Bevor ich aber im Kreisverkehr wieder links abbog, gönnte ich mir wieder einen Becher Tee. Auf ein weiteres Energy-Gel musste ich verzichten. Die waren bereits vergriffen. Naja, es hat wohl auch Nachteile, wenn man etwas gemütlicher unterwegs ist. Aber ich war mir sicher, dass ich den Lauf auch ohne Gel gut ins Ziel bringe und so trabte ich gemütlich weiter. Ähnlich wie bei der dritten Runde ignorierte ich wieder die Kilometerangaben für den Marathon und konzentrierte mich nun auf die blauen Tafeln des 10-Kilometerlaufs. Zur weiteren Motivation suchte ich immer einen Läufer vor mir und versuchte, meist mit Erfolg, auf diesen aufzulaufen. So verflogen die letzten Kilometer geradezu und ich konnte noch einige Läufer überholen. Auf den letzten Kilometern konnte ich mein Tempo sogar noch auf 5:30 Minuten pro Kilometer steigern. Nun konnte ich auch noch ein marathon4you-Shirt rund 100 Meter vor mir erkennen. Es war Herbert Orlinger, der kurz davor war seinen hundertsten Marathon ins Ziel zu bringen und so konnte ich ihm nach dem Überqueren der Ziellinie auch tatsächlich als einer der ersten gratulieren. Im Verpflegungszelt schnappte ich mir eine Wärmedecke und eine O-Saftschorle und schnaufte erst mal kurz durch. Herbert war derweil schon am Feiern. Ein Tisch mit Kuchen, Sekt und einem eigens gefertigten Pokal, sowie zahlreiche Gratulanten sorgten im Zelt für Stimmung.
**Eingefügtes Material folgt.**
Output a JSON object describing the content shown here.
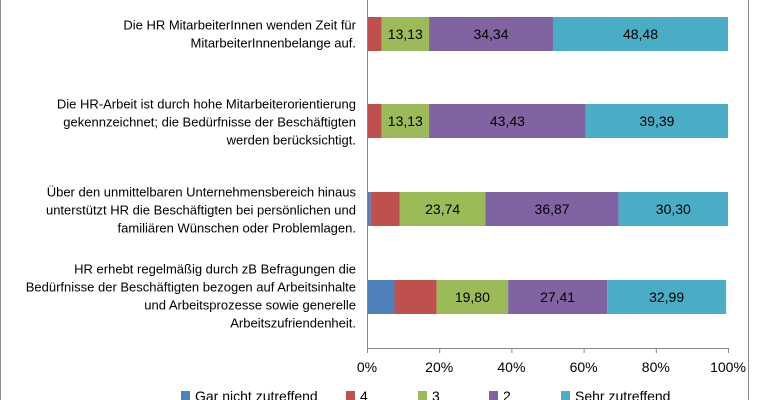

Als ich soweit wieder erholt war, stellte ich fest, dass ich etwas Entscheidendes vergessen habe. Ich habe keine Finisher-Medaille um den Hals hängen. Wie konnte mir das passieren. Also machte ich mich auf die Suche und wurde enttäuscht. Die Medaillen waren aus. Es gab keine mehr. Offensichtlich hatten dank des tollen Wetters gerade auf den kürzeren Strecken so viele Läufer nachgemeldet, dass die vorbestellten Medaillen einfach nicht ausreichten. Etwas geknickt machte ich mich auf in die Therme, genoss dennoch die warme Dusche und machte mich dann auf die Suche nach meinen Lauffreunden. Als erstes lief ich Gerhard wieder in die Arme. Er hatte nach drei Runden aufgehört, da er das Zeitlimit von fünf Stunden nicht hätte erfüllen können. Er war trotzdem mit sich zufrieden und gratulierte mir zu meiner Zeit. Im Außenbereich sah ich dann Bernie, der sich am Beckenrand ausruhte. Bernie war auch sehr mit sich zufrieden. Eine 4:08 war er gelaufen. Tolle Zeit. Das Training der letzten Wochen hatte sich für ihn ausbezahlt. Charly war noch beim Massieren, das übrigens auch kostenlos angeboten wird. Er war zwei Minuten nach Bernie im Ziel. Tolle Ergebnisse wie ich finde. Wir konnten alle zufrieden sein.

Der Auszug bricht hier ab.